Photo by Vicky Klukkert, The Daily Star
Friesland’s water discharges also routinely violated the federal Clean Water Act by containing pollutants at levels that threatened drinking water supplies and the local aquatic environment. On multiple occasions, the facility discharged cooling water at temperatures that exceeded limits in its New York-issued permit and introduced untreated pollutants into the Village of Delhi’s wastewater treatment plant in quantities that can pass through or interfere with treatment. All these discharges were released, either directly or indirectly, to the West Branch of the Delaware River — a world-class wild trout fishery and part of the New York City water supply system.
As a result of state and federal governments’ enforcement action, Friesland has already completed approximately $6 million of work to come into compliance with its requirements under state and federal environmental law. This includes installing equipment to reduce toluene emissions by 95 percent and upgrading treatment of its process wastewaters. In today’s settlement, Friesland committed to spend an additional roughly $1.44 million to help reduce the company’s discharges of heated water into the West Branch of the Delaware River by 85 percent.

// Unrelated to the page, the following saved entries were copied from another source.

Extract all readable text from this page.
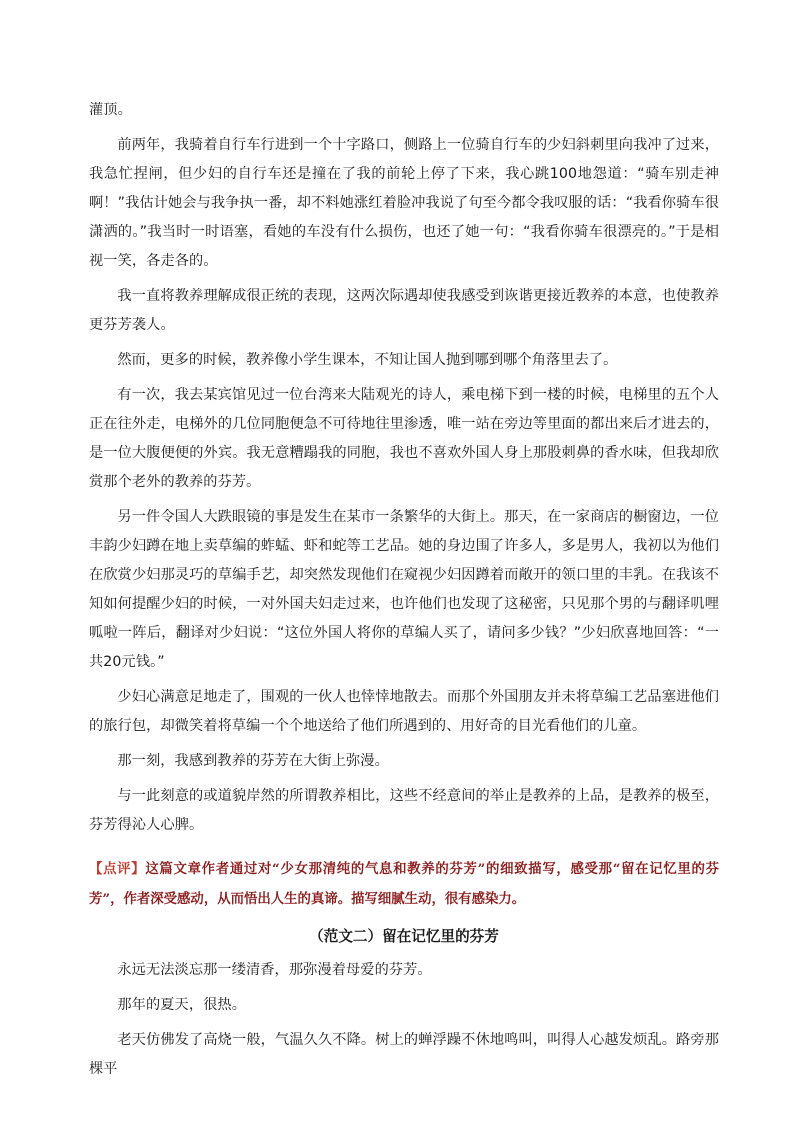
灌顶。

前两年，我骑着自行车行进到一个十字路口，侧路上一位骑自行车的少妇斜刺里向我冲了过来，我急忙捏闸，但少妇的自行车还是撞在了我的前轮上停了下来，我心跳100地怨道：“骑车别走神啊！”我估计她会与我争执一番，却不料她涨红着脸冲我说了句至今都令我叹服的话：“我看你骑车很潇洒的。”我当时一时语塞，看她的车没有什么损伤，也还了她一句：“我看你骑车很漂亮的。”于是相视一笑，各走各的。

我一直将教养理解成很正统的表现，这两次际遇却使我感受到诙谐更接近教养的本意，也使教养更芬芳袭人。

然而，更多的时候，教养像小学生课本，不知让国人抛到哪到哪个角落里去了。

有一次，我去某宾馆见过一位台湾来大陆观光的诗人，乘电梯下到一楼的时候，电梯里的五个人正在往外走，电梯外的几位同胞便急不可待地往里渗透，唯一站在旁边等里面的都出来后才进去的，是一位大腹便便的外宾。我无意糟蹋我的同胞，我也不喜欢外国人身上那股刺鼻的香水味，但我却欣赏那个老外的教养的芬芳。

另一件令国人大跌眼镜的事是发生在某市一条繁华的大街上。那天，在一家商店的橱窗边，一位丰韵少妇蹲在地上卖草编的蚱蜢、虾和蛇等工艺品。她的身边围了许多人，多是男人，我初以为他们在欣赏少妇那灵巧的草编手艺，却突然发现他们在窥视少妇因蹲着而敞开的领口里的丰乳。在我该不知如何提醒少妇的时候，一对外国夫妇走过来，也许他们也发现了这秘密，只见那个男的与翻译叽哩呱啦一阵后，翻译对少妇说：“这位外国人将你的草编人买了，请问多少钱？”少妇欣喜地回答：“一共20元钱。”

少妇心满意足地走了，围观的一伙人也悻悻地散去。而那个外国朋友并未将草编工艺品塞进他们的旅行包，却微笑着将草编一个个地送给了他们所遇到的、用好奇的目光看他们的儿童。

那一刻，我感到教养的芬芳在大街上弥漫。

与一此刻意的或道貌岸然的所谓教养相比，这些不经意间的举止是教养的上品，是教养的极至，芬芳得沁人心脾。

【点评】这篇文章作者通过对“少女那清纯的气息和教养的芬芳”的细致描写，感受那“留在记忆里的芬芳”，作者深受感动，从而悟出人生的真谛。描写细腻生动，很有感染力。
（范文二）留在记忆里的芬芳

永远无法淡忘那一缕清香，那弥漫着母爱的芬芳。

那年的夏天，很热。

老天仿佛发了高烧一般，气温久久不降。树上的蝉浮躁不休地鸣叫，叫得人心越发烦乱。路旁那棵平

Attorney General James and Commissioner Seggos thank the U.S. Environmental Protection Agency and Department of Justice for their collaboration and partnership on this matter.
Attorney General James has been a leader in fighting to protect New Yorkers’ access to clean water and a clean environment. She recently joined a bipartisan, multistate coalition opposing a proposed settlement with 3M for contaminating drinking water supplies. This past February, Attorney General James obtained a preliminary injunction against an aggregate manufacturing and hazardous waste incineration facility requiring the facility to install a dust control system to prevent harmful air emissions of microscopic particles and crystalline silica. This past March, Attorney General James led a lawsuit with DEC Commissioner Seggos against 29 New York companies for illegally dumping waste. In May 2022, Attorney General James brought a lawsuit against three New York City bus companies for violating city and state bus idling laws and causing significant air pollution. In May 2020, Attorney General James led a coalition of nine attorneys general to sue the Trump administration for limiting enforcement of environmental protection laws.

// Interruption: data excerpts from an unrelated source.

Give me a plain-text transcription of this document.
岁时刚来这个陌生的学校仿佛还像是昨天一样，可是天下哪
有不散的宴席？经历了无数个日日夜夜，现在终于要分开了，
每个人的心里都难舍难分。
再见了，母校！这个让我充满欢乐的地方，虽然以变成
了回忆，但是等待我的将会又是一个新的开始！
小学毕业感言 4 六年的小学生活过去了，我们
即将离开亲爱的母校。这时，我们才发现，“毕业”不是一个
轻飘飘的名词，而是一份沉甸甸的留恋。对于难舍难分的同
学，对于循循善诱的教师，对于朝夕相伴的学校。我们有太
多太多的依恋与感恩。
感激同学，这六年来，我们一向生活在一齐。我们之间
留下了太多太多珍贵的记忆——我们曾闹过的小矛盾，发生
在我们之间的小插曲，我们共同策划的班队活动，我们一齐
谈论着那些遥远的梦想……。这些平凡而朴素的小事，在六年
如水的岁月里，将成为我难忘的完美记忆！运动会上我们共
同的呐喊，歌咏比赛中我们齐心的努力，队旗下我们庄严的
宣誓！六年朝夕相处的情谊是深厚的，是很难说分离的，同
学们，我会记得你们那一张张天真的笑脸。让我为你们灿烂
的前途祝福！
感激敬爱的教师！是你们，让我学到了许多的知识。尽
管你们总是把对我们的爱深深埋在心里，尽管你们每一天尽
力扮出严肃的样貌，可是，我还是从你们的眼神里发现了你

This matter is being handled by Affirmative Litigation Section Chief Morgan A. Costello of the Environmental Protection Bureau, under the supervision of Bureau Chief Lemuel M. Srolovic. The Environmental Protection Bureau is a part of the Division for Social Justice, which is led by Chief Deputy Attorney General Meghan Faux and overseen by First Deputy Attorney General Jennifer Levy. Henry Tranes, Senior Attorney in the Bureau of Climate, Air, and Energy within DEC’s Office of General Counsel, and Mark Lanzafame, Chief, Permitting and Compliance Section, Bureau of Stationary Sources, Division of Air Resources, led the investigation for DEC.